You are putting all your eggs in one basket If you aren’t segmenting your customers based on RFM.
We have a cheat guide that explains what you need to know about RFM segmentation.
At SeekandHit we help our clients get the most out of their marketing data. We help them optimize the data collection process, data storage, and provide analytical work products that are actionable and relevant for each of their business needs and problems. In other words, we help our clients grow.
In this article I would like to use the opportunity to share one business case that is applicable to almost every type of business that is customer oriented. We will be presenting the process, advantages, and requirements to conclude a customer segmentation project based on the variables of the RFM. These are: purchase recency, frequency, and monetary value.
RFM vs Traditional Segmentation
First things first, let’s talk about some general benefits of segmentation and why businesses do it and how. Segmentation is the concept of grouping a certain category, such as products or customers. Customer segmentation, as in our case here, is beneficial in the sense of being able to know more about customers, deliver them customized services, develop costs and revenues brackets, and create ways of communication that are relevant to their behaviors and needs.
The most common and traditional customer segmentation is based on demographics or behavioral trends.
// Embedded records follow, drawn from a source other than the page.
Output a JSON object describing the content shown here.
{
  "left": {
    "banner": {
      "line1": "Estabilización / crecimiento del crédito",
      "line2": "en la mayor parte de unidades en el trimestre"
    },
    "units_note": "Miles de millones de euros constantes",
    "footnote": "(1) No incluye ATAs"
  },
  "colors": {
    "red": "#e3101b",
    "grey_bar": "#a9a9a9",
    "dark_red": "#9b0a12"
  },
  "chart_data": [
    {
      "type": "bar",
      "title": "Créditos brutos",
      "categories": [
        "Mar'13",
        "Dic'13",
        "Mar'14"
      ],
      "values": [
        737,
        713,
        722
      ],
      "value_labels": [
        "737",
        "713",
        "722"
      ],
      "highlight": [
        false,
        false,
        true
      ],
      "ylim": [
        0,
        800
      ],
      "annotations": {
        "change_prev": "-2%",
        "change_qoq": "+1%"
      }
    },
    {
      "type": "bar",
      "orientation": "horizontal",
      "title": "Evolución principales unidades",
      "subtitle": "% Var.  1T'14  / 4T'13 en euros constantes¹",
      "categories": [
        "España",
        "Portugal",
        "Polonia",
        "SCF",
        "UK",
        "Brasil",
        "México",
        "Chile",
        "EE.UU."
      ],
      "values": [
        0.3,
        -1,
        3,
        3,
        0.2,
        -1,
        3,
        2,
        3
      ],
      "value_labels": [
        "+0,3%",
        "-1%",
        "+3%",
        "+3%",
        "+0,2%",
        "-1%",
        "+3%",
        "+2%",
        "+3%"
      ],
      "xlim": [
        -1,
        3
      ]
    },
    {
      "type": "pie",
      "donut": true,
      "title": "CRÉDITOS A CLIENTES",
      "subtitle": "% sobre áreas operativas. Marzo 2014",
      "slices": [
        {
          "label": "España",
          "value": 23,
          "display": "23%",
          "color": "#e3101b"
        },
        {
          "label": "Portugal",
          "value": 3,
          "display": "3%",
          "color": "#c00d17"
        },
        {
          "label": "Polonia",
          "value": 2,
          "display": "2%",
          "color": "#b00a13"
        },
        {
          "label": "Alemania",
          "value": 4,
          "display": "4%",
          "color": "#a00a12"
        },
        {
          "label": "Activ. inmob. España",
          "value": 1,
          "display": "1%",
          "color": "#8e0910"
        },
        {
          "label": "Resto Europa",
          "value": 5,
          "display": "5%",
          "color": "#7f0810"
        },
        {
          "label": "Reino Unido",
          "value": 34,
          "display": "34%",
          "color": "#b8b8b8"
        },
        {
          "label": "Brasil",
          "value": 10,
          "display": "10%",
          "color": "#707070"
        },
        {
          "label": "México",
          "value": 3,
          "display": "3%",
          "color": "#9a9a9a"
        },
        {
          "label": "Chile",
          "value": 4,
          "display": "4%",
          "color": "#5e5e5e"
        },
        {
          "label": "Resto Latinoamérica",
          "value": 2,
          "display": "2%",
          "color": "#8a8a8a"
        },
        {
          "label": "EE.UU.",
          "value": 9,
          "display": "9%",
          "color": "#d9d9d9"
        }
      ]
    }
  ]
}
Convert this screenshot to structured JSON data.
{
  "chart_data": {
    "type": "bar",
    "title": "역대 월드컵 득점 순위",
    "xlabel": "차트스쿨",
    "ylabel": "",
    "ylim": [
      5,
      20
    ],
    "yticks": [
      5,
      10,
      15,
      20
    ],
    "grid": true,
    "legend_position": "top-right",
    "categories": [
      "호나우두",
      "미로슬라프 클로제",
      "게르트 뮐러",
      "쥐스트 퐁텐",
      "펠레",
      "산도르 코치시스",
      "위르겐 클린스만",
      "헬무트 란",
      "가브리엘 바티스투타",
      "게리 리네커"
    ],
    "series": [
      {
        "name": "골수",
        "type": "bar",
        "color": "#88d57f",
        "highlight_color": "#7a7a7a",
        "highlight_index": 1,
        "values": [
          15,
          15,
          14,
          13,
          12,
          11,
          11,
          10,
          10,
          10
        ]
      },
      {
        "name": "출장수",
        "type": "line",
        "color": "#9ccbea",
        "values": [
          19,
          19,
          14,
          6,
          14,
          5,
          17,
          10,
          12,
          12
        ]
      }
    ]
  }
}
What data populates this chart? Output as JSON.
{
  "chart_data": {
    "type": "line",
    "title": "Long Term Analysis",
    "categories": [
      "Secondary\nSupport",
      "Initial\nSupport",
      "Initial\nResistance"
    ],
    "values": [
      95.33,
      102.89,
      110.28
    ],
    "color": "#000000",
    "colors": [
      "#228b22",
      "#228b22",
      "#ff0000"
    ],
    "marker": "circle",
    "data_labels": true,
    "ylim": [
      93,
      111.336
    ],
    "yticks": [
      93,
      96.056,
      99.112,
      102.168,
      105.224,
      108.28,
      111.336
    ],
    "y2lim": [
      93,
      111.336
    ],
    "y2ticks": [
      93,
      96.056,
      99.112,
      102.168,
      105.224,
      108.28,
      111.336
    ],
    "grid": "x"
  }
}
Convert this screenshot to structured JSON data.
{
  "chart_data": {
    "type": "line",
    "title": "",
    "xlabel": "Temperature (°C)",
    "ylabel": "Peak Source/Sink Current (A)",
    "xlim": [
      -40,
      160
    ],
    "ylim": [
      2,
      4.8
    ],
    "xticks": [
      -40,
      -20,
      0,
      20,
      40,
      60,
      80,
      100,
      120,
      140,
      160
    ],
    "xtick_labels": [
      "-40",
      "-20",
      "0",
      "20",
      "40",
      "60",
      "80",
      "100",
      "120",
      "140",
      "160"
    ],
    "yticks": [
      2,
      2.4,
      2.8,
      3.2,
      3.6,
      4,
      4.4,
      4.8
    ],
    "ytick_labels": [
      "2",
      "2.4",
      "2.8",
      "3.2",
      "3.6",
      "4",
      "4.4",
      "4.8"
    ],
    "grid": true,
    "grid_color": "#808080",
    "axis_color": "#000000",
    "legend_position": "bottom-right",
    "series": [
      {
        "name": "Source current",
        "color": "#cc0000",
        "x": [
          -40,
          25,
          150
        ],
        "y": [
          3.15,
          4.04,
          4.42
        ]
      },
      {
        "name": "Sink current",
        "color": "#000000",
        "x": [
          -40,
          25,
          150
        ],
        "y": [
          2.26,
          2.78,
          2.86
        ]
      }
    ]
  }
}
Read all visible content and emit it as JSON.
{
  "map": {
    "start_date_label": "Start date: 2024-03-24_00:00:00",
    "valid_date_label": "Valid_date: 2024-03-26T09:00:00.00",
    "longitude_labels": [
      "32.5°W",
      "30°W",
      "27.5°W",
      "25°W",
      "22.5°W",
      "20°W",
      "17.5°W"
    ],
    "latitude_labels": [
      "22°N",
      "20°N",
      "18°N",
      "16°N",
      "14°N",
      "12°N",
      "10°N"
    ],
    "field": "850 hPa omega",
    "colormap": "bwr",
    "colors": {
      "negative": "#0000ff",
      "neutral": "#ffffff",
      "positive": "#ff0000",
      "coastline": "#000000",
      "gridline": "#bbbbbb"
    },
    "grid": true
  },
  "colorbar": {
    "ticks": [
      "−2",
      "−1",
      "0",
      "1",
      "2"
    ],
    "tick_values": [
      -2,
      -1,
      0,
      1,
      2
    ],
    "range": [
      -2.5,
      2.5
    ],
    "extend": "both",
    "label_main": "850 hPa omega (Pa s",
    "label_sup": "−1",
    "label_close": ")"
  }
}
It’s important, but it’s not sufficient to deliver customized experiences. RFM is a way of segmentation based on customer purchasing behaviors. It takes into account the recency, the frequency, and the monetary value of their purchases.
The RFM based segments are more effective in delivering personalized experience because they provide another layer of differentiation between customers. This layer is created based on the analysis of historical purchase information.
Personalized experience can mean two things in this case. On one side, there is the direct way, which implies offering products or services that are more prone to be liked by a certain segment. The other way would imply using both suitable channels for each segment and appropriate acquisition costs, according to the customer value of each segment. Also, knowing who are the business champions and the loyal customers would totally change the ways of communication between such segments.
Let’s move on to the methodology for creating customer segments based on the RFM concept.
To implement the segmentation we used a type of unsupervised machine learning technique called k-means clustering. If you are a data science practitioner, you must be familiar with k-means clustering, but if you are not, k-means clustering is a very common technique with a wide range of applications. It is powerful because it is conceptually relatively simple, scales to very large datasets, and tends to work well in practice. It is an algorithm that tries to find the best way of grouping data points into k different groups, where k is a parameter given to the algorithm.
According to the table below, you can see the data frame used for the analysis. Again, we are focusing on 3 variables only. The Total_Revenue_EUR represents the monetary value of one purchase by each client ID. The recency and frequency variables must be calculated using the Arrival_Date column.
Recency is calculated in Days as the difference between each arrival_date and the soonest arrival_date found in the dataset. Meanwhile, Frequency is the unique count of arrival_date for every client ID.
The clustering algorithm was applied to 3 variables into recency, frequency, and monetary value. Taking recency as an example in the table below, you can see the summary stats for each of the given clusters.
Same concept applies to the remaining variables, reaching the table below where each client ID falls into a cluster from each cluster type.
The final step in the analysis is to classify and create the segments with clear business interpretation. Segments are classified according to the min, max, and mean of each cluster for all 3 variables.
The segments are classified into four main groups. They are; Churners, Loyal Customers, New Customers, and Champions. Those four segments have a direct interpretation driven from the developed clusters above. For example, Churners segment includes customers who lay in the worst clusters, unlike Champions, which are in the best performing cluster. The remaining segments include customers who lay in the variations between the main four segments. For example, ‘Potential Loyalist’ segment includes customers who lay in clusters right behind the loyalists, while ‘At Risk’ has customers who lay just before the Potential loyalists.
About to Churn
We have segmented every customer in our database. We know who the Churners are and who is about to churn or at risk. We also know our champions and loyal customers, besides our new customers.
Each segment requires a whole different way of communication. Most certainly, we cannot communicate the same message to our champions and the churners. Now we can develop marketing strategies to address each segment based on their value to the business and according to their expected behavior.
Another tip to make the most of such analysis is to uncover more information about the created segments by adding descriptive categories, such as geo-location and products data to the segments. This would allow us to create more detailed and customized strategies that involve customized communication channels, CPAs, product offerings, and messaging.
For example, below you can notice the composition of each segment by Loyalty program status, which shows that our actual loyal customers are not all on the loyalty program.
Traditional ways of segmentation are crucial. However, they don’t suffice for customization and personalization initiatives which most customers desire in the age of data science. The applied k-means clustering is a very common and widely used machine learning technique that is powerful and effective for segmentation purposes. As per the given case, the new information uncovered by the analytical work can drive new business and marketing strategies. It needs to get initially tested, tracked over time, repeated, and optimized.